We have facts and stats on our side. The lowest divorce rates and the best test scores for students are in BLUE states, not red ones. Feminists are the pro-family people, NOT the Republicans.
It's up to you to develop the strategies. But speaking the language of sincere ,moderate Christians is at least a place to start.
Most of all, we can stress that the Democrats are FOR the first amendment because it protects believers from interference by the government and because it prevents anyone faith from being imposed on everyone. And if ONE faith--conservative Christianity-- is the majority now--in twenty years, a different one might be. I've also used the fact that religion in the public schools is a bad idea--because it interferes with the parental right to raise their children in their faith (or none at all). Would conservative Christians like a Catholic nun teaching her version of Christianity? In fact, mainstream Protestantism was taught in many public schools which led to the development of the parochial schools system and Orthodox yeshivas. Acknowledge that there are atheists and agnostics in our ranks and make clear that they have a right NOT to worship if they don't wish to. And--my favorite--remind them that the first real endorsement of separation of church and state came from Baptist leader Roger Williams who felt strongly that a close relationship between church and state polluted religion with earthly concerns (there's a great quote from him in Holy Smoke III).

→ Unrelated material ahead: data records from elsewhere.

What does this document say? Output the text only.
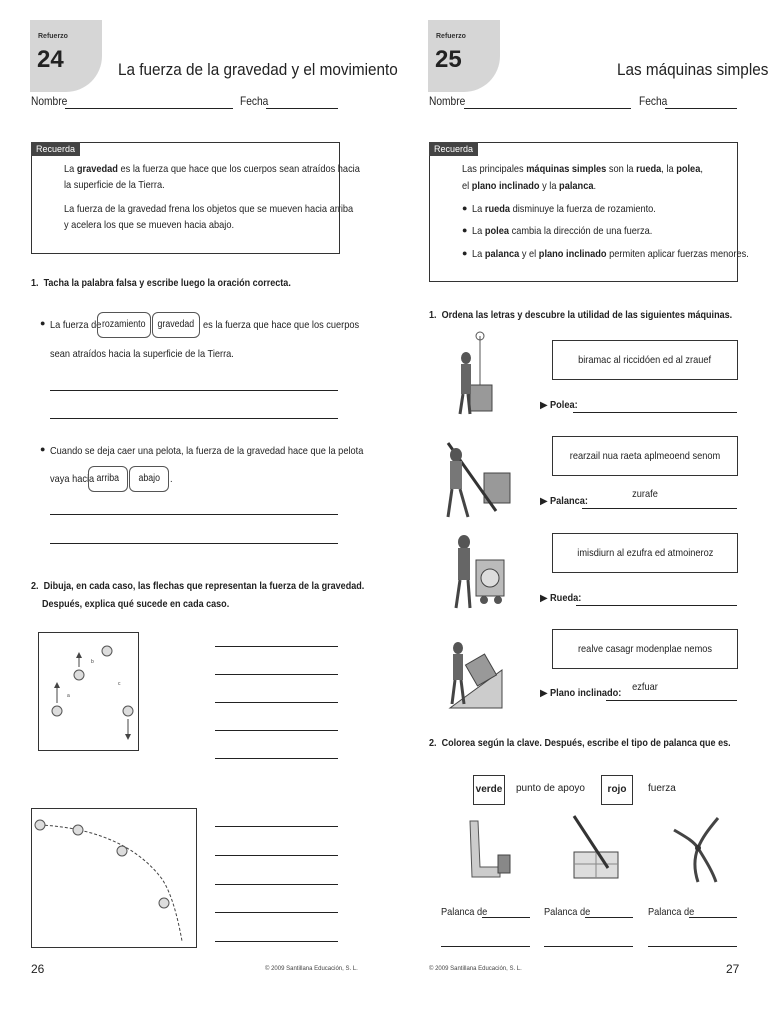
Refuerzo
24	La fuerza de la gravedad y el movimiento
Nombre	Fecha
Recuerda
La gravedad es la fuerza que hace que los cuerpos sean atraídos hacia
la superficie de la Tierra.
La fuerza de la gravedad frena los objetos que se mueven hacia arriba
y acelera los que se mueven hacia abajo.
1. Tacha la palabra falsa y escribe luego la oración correcta.
● La fuerza de rozamiento	gravedad es la fuerza que hace que los cuerpos
sean atraídos hacia la superficie de la Tierra.
● Cuando se deja caer una pelota, la fuerza de la gravedad hace que la pelota
vaya hacia arriba	abajo .
2. Dibuja, en cada caso, las flechas que representan la fuerza de la gravedad.
Después, explica qué sucede en cada caso.
a
b
c
26	© 2009 Santillana Educación, S. L.
Refuerzo
25	Las máquinas simples
Nombre	Fecha
Recuerda
Las principales máquinas simples son la rueda, la polea,
el plano inclinado y la palanca.
● La rueda disminuye la fuerza de rozamiento.
● La polea cambia la dirección de una fuerza.
● La palanca y el plano inclinado permiten aplicar fuerzas menores.
1. Ordena las letras y descubre la utilidad de las siguientes máquinas.
biramac al riccidóen ed al zrauef
▶ Polea:
rearzail nua raeta aplmeoend senom zurafe
▶ Palanca:
imisdiurn al ezufra ed atmoineroz
▶ Rueda:
realve casagr modenplae nemos ezfuar
▶ Plano inclinado:
2. Colorea según la clave. Después, escribe el tipo de palanca que es.
verde punto de apoyo	rojo	fuerza
Palanca de	Palanca de	Palanca de
© 2009 Santillana Educación, S. L.	27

It's so easy to write off the Religious Right as nutters out of touch with reality, speaking only to themselves. But there are a LOT of them, and they elected Bush in 2000, and re-elected him in 2004. They include 24% of Americans. We MUST deal with them, by winning over moderate Christian voters who have leaned right because Bush talked their language. We need to learn that language, and USE IT, without selling out liberal values (which are far more in keeping with the Gospel than those of the right are). Shannikka was right on this and I was wrong. If, like most atheists and a lot of us non-Christians, this feels like caving to the Right---it isn't. If we can't help, we can at least not antagonize people who are sincere in their beliefs; name-calling (and I am as guilty of that as everyone else; my nickname for the truly fringe types is the "Religious Reich"), and implying that anyone who believes in a Deity is either stupid or mentally ill does NOT help. A little tact goes a long way.
This is a war we can't afford to lose.